Karena, sejumlah politisi yang seharusnya bisa meraup suara banyak di Pemilu 2019 lalu menjadi terbuang karena partai sudah dikelola secara kekeluargaan.

Tito menjelaskan, partai boleh-boleh saja mengelola partai secara dinasti, namun anggota keluarga yang akan diorbitkan ini harus terlebih dahulu ditempa melalui sistem jenjang kader.

"Boleh saja sebenarnya, tapi harus mulai dari bawah. Sehingga kader punya kecukupan ideologi. Pendidikan politik berjenjang itu perlu. Kalau dipaksa orbit begitu dia tidak bisa mengkampanyekan visi misi partai, jadinya dia mengkampanyekan visi misi pribadi," kata Tito, Sabtu, 22 Februari 2020.

DPRD, sambung Tito, merupakan lembaga yang dalam pengambilan keputusan harus secara kolektif kolegial, sehingga kemampuan komunikasi politik seorang politisi sangat diperlukan.

Diakui Tito, sistem demokrasi di Indonesia memungkinkan partai mengorbitkan kader instan tanpa melalui jenjang kader. Meski ada partai yang menerapkan sistem jenjang, salah satunya PKS.

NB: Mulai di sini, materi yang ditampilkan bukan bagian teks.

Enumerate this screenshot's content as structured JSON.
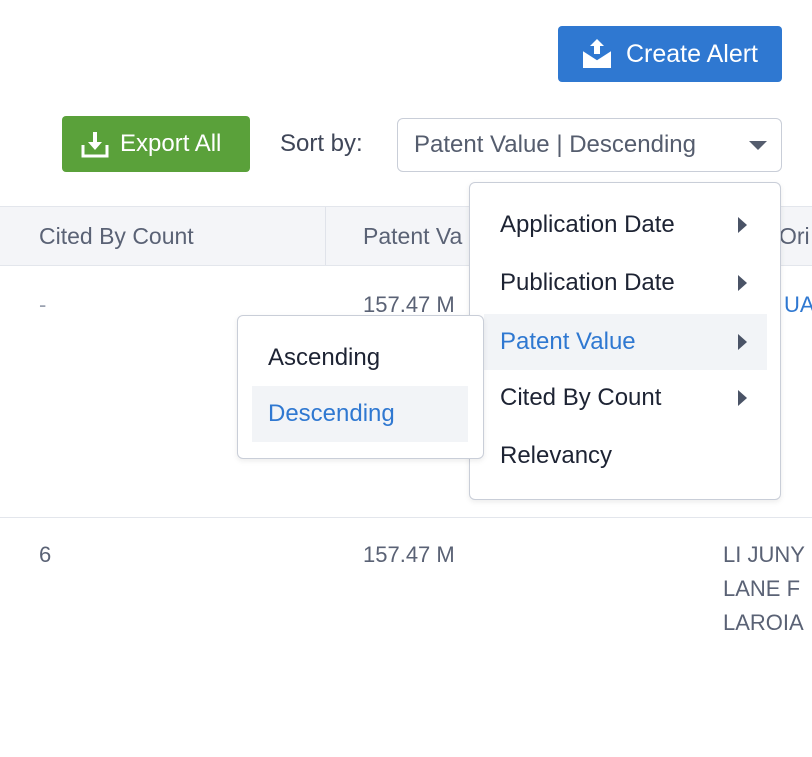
{
  "actions": {
    "create_alert_label": "Create Alert",
    "export_all_label": "Export All"
  },
  "sort": {
    "label": "Sort by:",
    "selected": "Patent Value | Descending",
    "menu": [
      {
        "label": "Application Date",
        "has_submenu": true
      },
      {
        "label": "Publication Date",
        "has_submenu": true
      },
      {
        "label": "Patent Value",
        "has_submenu": true,
        "active": true
      },
      {
        "label": "Cited By Count",
        "has_submenu": true
      },
      {
        "label": "Relevancy",
        "has_submenu": false
      }
    ],
    "submenu": [
      {
        "label": "Ascending"
      },
      {
        "label": "Descending",
        "active": true
      }
    ]
  },
  "table": {
    "headers": [
      "Cited By Count",
      "Patent Va",
      "Ori"
    ],
    "rows": [
      {
        "cited_by": "-",
        "patent_value": "157.47 M",
        "owner_lines": [
          "UA"
        ]
      },
      {
        "cited_by": "6",
        "patent_value": "157.47 M",
        "owner_lines": [
          "LI JUNY",
          "LANE F",
          "LAROIA"
        ]
      }
    ]
  },
  "colors": {
    "primary_blue": "#2f78d1",
    "export_green": "#5aa13a",
    "header_bg": "#f4f5f8"
  },
  "icons": {
    "create_alert": "envelope-upload-icon",
    "export_all": "download-tray-icon",
    "select_caret": "caret-down-icon",
    "submenu_arrow": "caret-right-icon"
  }
}
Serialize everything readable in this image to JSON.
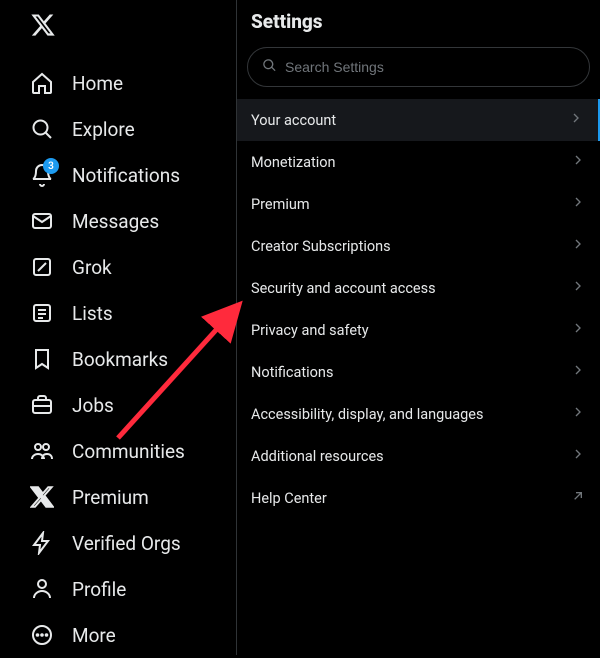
{
  "sidebar": {
    "items": [
      {
        "key": "home",
        "label": "Home"
      },
      {
        "key": "explore",
        "label": "Explore"
      },
      {
        "key": "notifications",
        "label": "Notifications",
        "badge": "3"
      },
      {
        "key": "messages",
        "label": "Messages"
      },
      {
        "key": "grok",
        "label": "Grok"
      },
      {
        "key": "lists",
        "label": "Lists"
      },
      {
        "key": "bookmarks",
        "label": "Bookmarks"
      },
      {
        "key": "jobs",
        "label": "Jobs"
      },
      {
        "key": "communities",
        "label": "Communities"
      },
      {
        "key": "premium",
        "label": "Premium"
      },
      {
        "key": "verified-orgs",
        "label": "Verified Orgs"
      },
      {
        "key": "profile",
        "label": "Profile"
      },
      {
        "key": "more",
        "label": "More"
      }
    ]
  },
  "settings": {
    "title": "Settings",
    "search_placeholder": "Search Settings",
    "items": [
      {
        "key": "your-account",
        "label": "Your account",
        "active": true
      },
      {
        "key": "monetization",
        "label": "Monetization"
      },
      {
        "key": "premium",
        "label": "Premium"
      },
      {
        "key": "creator-subscriptions",
        "label": "Creator Subscriptions"
      },
      {
        "key": "security-access",
        "label": "Security and account access"
      },
      {
        "key": "privacy-safety",
        "label": "Privacy and safety"
      },
      {
        "key": "notifications",
        "label": "Notifications"
      },
      {
        "key": "accessibility",
        "label": "Accessibility, display, and languages"
      },
      {
        "key": "additional-resources",
        "label": "Additional resources"
      },
      {
        "key": "help-center",
        "label": "Help Center",
        "external": true
      }
    ]
  }
}
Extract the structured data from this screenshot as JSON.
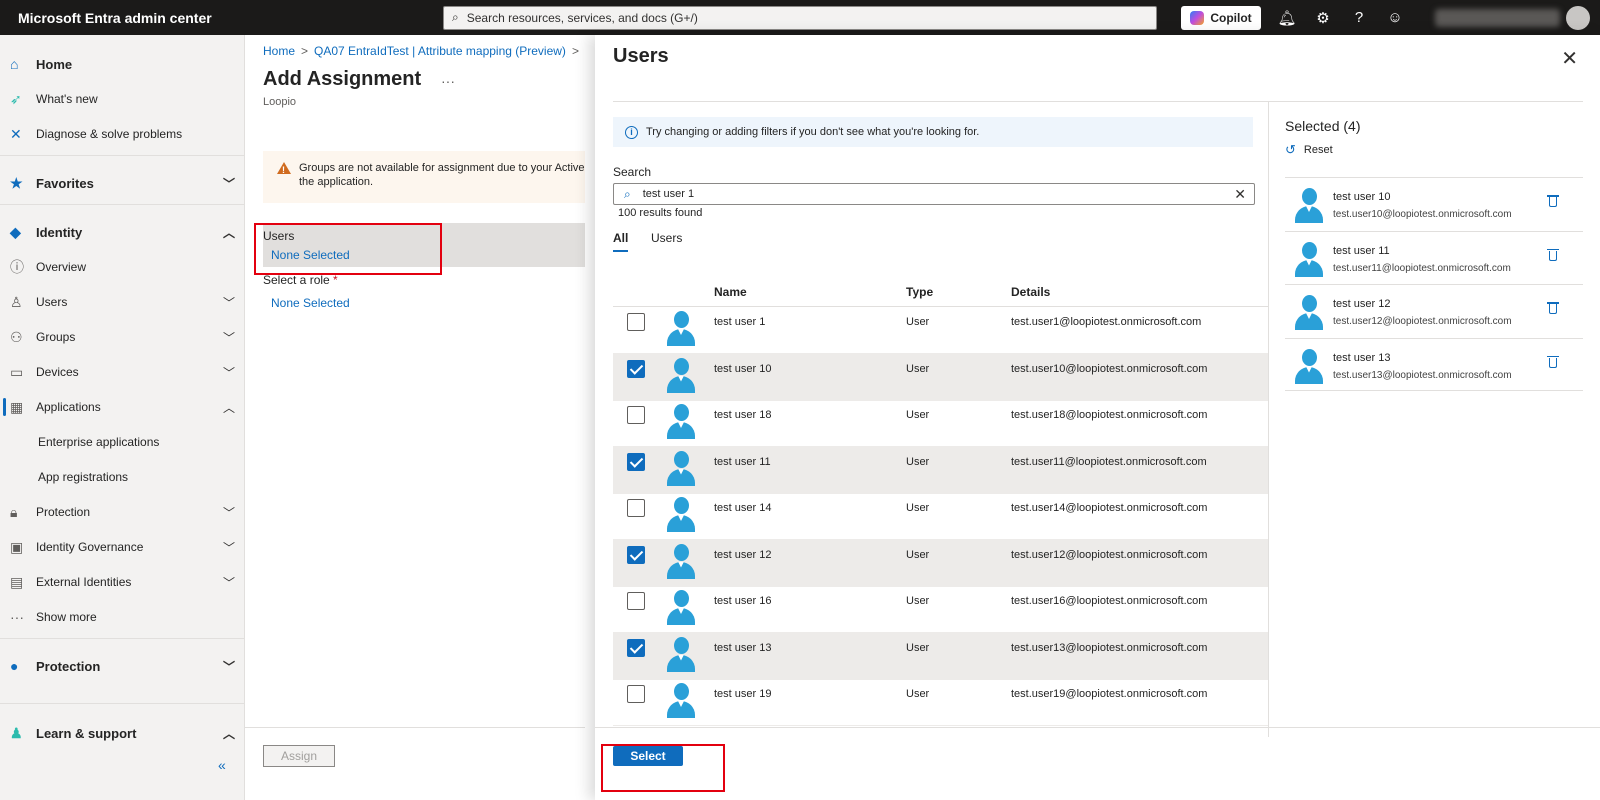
{
  "topbar": {
    "brand": "Microsoft Entra admin center",
    "search_placeholder": "Search resources, services, and docs (G+/)",
    "copilot_label": "Copilot",
    "icons": [
      "bell-icon",
      "gear-icon",
      "help-icon",
      "feedback-icon"
    ]
  },
  "nav": {
    "home": "Home",
    "whats_new": "What's new",
    "diagnose": "Diagnose & solve problems",
    "favorites": "Favorites",
    "identity": "Identity",
    "overview": "Overview",
    "users": "Users",
    "groups": "Groups",
    "devices": "Devices",
    "applications": "Applications",
    "enterprise_apps": "Enterprise applications",
    "app_registrations": "App registrations",
    "protection": "Protection",
    "identity_governance": "Identity Governance",
    "external_identities": "External Identities",
    "show_more": "Show more",
    "protection_section": "Protection",
    "learn_support": "Learn & support",
    "collapse": "«"
  },
  "main": {
    "breadcrumb": [
      "Home",
      "QA07 EntraIdTest | Attribute mapping (Preview)"
    ],
    "title": "Add Assignment",
    "subtitle": "Loopio",
    "warning_line1": "Groups are not available for assignment due to your Active Di",
    "warning_line2": "the application.",
    "users_label": "Users",
    "users_value": "None Selected",
    "role_label": "Select a role",
    "role_required": "*",
    "role_value": "None Selected",
    "assign_button": "Assign"
  },
  "panel": {
    "title": "Users",
    "info": "Try changing or adding filters if you don't see what you're looking for.",
    "search_label": "Search",
    "search_value": "test user 1",
    "results": "100 results found",
    "tabs": [
      "All",
      "Users"
    ],
    "columns": [
      "Name",
      "Type",
      "Details"
    ],
    "rows": [
      {
        "name": "test user 1",
        "type": "User",
        "details": "test.user1@loopiotest.onmicrosoft.com",
        "checked": false
      },
      {
        "name": "test user 10",
        "type": "User",
        "details": "test.user10@loopiotest.onmicrosoft.com",
        "checked": true
      },
      {
        "name": "test user 18",
        "type": "User",
        "details": "test.user18@loopiotest.onmicrosoft.com",
        "checked": false
      },
      {
        "name": "test user 11",
        "type": "User",
        "details": "test.user11@loopiotest.onmicrosoft.com",
        "checked": true
      },
      {
        "name": "test user 14",
        "type": "User",
        "details": "test.user14@loopiotest.onmicrosoft.com",
        "checked": false
      },
      {
        "name": "test user 12",
        "type": "User",
        "details": "test.user12@loopiotest.onmicrosoft.com",
        "checked": true
      },
      {
        "name": "test user 16",
        "type": "User",
        "details": "test.user16@loopiotest.onmicrosoft.com",
        "checked": false
      },
      {
        "name": "test user 13",
        "type": "User",
        "details": "test.user13@loopiotest.onmicrosoft.com",
        "checked": true
      },
      {
        "name": "test user 19",
        "type": "User",
        "details": "test.user19@loopiotest.onmicrosoft.com",
        "checked": false
      }
    ],
    "selected_title": "Selected (4)",
    "reset_label": "Reset",
    "selected": [
      {
        "name": "test user 10",
        "email": "test.user10@loopiotest.onmicrosoft.com"
      },
      {
        "name": "test user 11",
        "email": "test.user11@loopiotest.onmicrosoft.com"
      },
      {
        "name": "test user 12",
        "email": "test.user12@loopiotest.onmicrosoft.com"
      },
      {
        "name": "test user 13",
        "email": "test.user13@loopiotest.onmicrosoft.com"
      }
    ],
    "select_button": "Select"
  },
  "colors": {
    "accent": "#0f6cbd",
    "highlight": "#e3000f",
    "topbar": "#1b1a19"
  }
}
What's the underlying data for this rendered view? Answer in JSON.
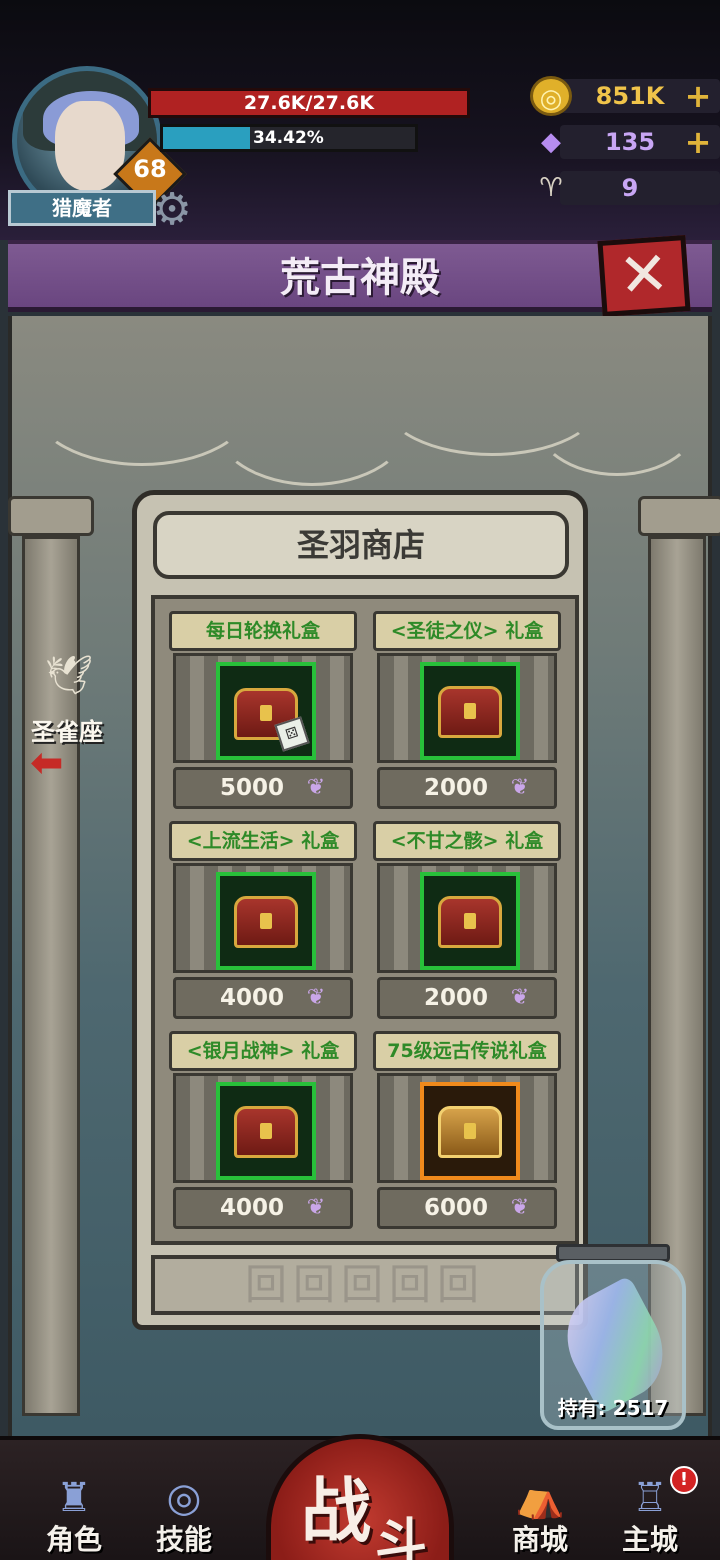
{
  "player": {
    "name": "猎魔者",
    "level": "68",
    "hp_text": "27.6K/27.6K",
    "xp_text": "34.42%",
    "xp_fraction": 0.3442
  },
  "resources": {
    "gold": {
      "value": "851K",
      "icon": "gold-coin-icon",
      "has_plus": true
    },
    "gems": {
      "value": "135",
      "icon": "purple-crystal-icon",
      "has_plus": true
    },
    "horns": {
      "value": "9",
      "icon": "ram-skull-icon",
      "has_plus": false
    },
    "plus_symbol": "+"
  },
  "title": "荒古神殿",
  "close_symbol": "✕",
  "left_nav": {
    "label": "圣雀座",
    "arrow": "⬅"
  },
  "shop": {
    "title": "圣羽商店",
    "currency_icon": "feather-icon",
    "items": [
      {
        "name": "每日轮换礼盒",
        "price": "5000",
        "rarity": "green",
        "has_dice": true
      },
      {
        "name": "<圣徒之仪> 礼盒",
        "price": "2000",
        "rarity": "green",
        "has_dice": false
      },
      {
        "name": "<上流生活> 礼盒",
        "price": "4000",
        "rarity": "green",
        "has_dice": false
      },
      {
        "name": "<不甘之骸> 礼盒",
        "price": "2000",
        "rarity": "green",
        "has_dice": false
      },
      {
        "name": "<银月战神> 礼盒",
        "price": "4000",
        "rarity": "green",
        "has_dice": false
      },
      {
        "name": "75级远古传说礼盒",
        "price": "6000",
        "rarity": "orange",
        "has_dice": false
      }
    ]
  },
  "holdings": {
    "label": "持有: 2517"
  },
  "bottom_nav": {
    "items": [
      {
        "label": "角色",
        "icon": "character-helmet-icon"
      },
      {
        "label": "技能",
        "icon": "skill-swirl-icon"
      },
      {
        "label": "商城",
        "icon": "shop-tent-icon"
      },
      {
        "label": "主城",
        "icon": "castle-icon"
      }
    ],
    "fight": {
      "char1": "战",
      "char2": "斗"
    },
    "alert": "!"
  }
}
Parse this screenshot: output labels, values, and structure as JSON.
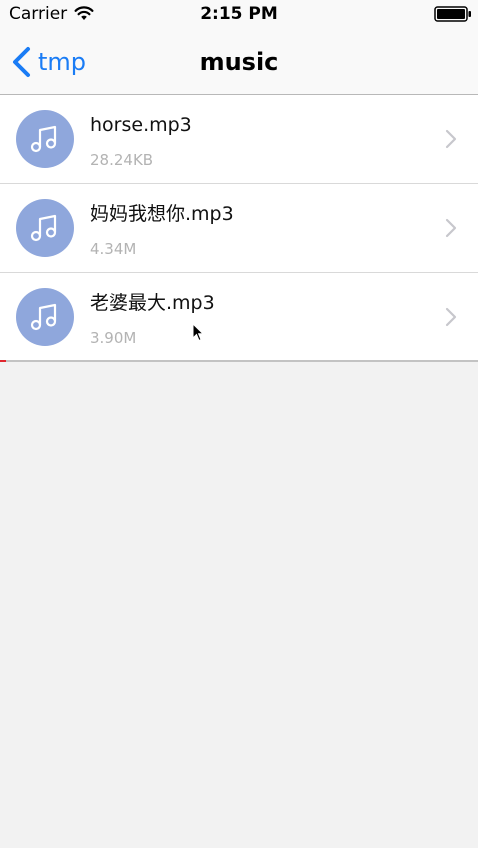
{
  "status_bar": {
    "carrier": "Carrier",
    "time": "2:15 PM",
    "icons": [
      "wifi-icon",
      "battery-icon"
    ]
  },
  "nav": {
    "back_label": "tmp",
    "title": "music",
    "accent_color": "#1a7cf5"
  },
  "files": [
    {
      "name": "horse.mp3",
      "size": "28.24KB",
      "icon": "music-note-icon"
    },
    {
      "name": "妈妈我想你.mp3",
      "size": "4.34M",
      "icon": "music-note-icon"
    },
    {
      "name": "老婆最大.mp3",
      "size": "3.90M",
      "icon": "music-note-icon"
    }
  ],
  "colors": {
    "avatar_bg": "#8fa7dc",
    "background": "#f2f2f2",
    "secondary_text": "#b3b3b3"
  }
}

"Untuk pembelajaran politik, partai dinasti itu tak bagus, masyarakat akhirnya skeptis dengan politik, politik jadi tak dewasa, karena rekrutmen tak baik, akhirnya publik menganggap politik itu pragmatis," jelasnya.

Tak hanya itu, kesiapan mental anggota keluarga tersebut juga tidak terlatih menghadapi dinamika politik, dimana seorang politisi harus siap menghadapi goncangan dan gelombang kritik dengan bekal mental politik dan mental mengelola kekuasan.

Bekal mental politik ini akan melekat dalam diri Politisi kalau dia memang dilatih sejak dari tingkat ranting, cabang, hingga daerah, Tito yakin politisi seperti ini akan menjadi matang secara mental.

"Sebut saja anak Nurzahedy, Muhammad Aulia yang sekarang jadi anggota DPRD Riau, harusnya kan dia dikader dulu dari bawah, jadi dia matang secara pengalaman. Permasalahan politisi sekarang adalah mereka cenderung baper dan tipis telinga," tuturnya.


Ketua DPD Gerindra Riau, Nurzahedy beberapa waktu yang lalu sempat membantah dirinya memainkan politik dinasti, karena bukan dia yang menentukan anak dan adiknya menjadi anggota DPRD Riau.

"Yang memilih kan rakyat, bukan saya yang memilih. Mereka juga kampanye sendiri di dapilnya masing-masing," katanya.

Kampanye Pileg, ujar anggota DPR RI ini, ia serahkan sepenuhnya kepada caleg yang memiliki hubungan kekeluargaan dengan dia, dimana selain anak dan adiknya, ada juga beberapa nama keponakannya di struktur Caleg DPRD Kota Pekanbaru

"Gak ada itu (dinasti), mereka kampanye sendiri-sendiri di dapilnya supaya dipilih oleh rakyat," tegasnya.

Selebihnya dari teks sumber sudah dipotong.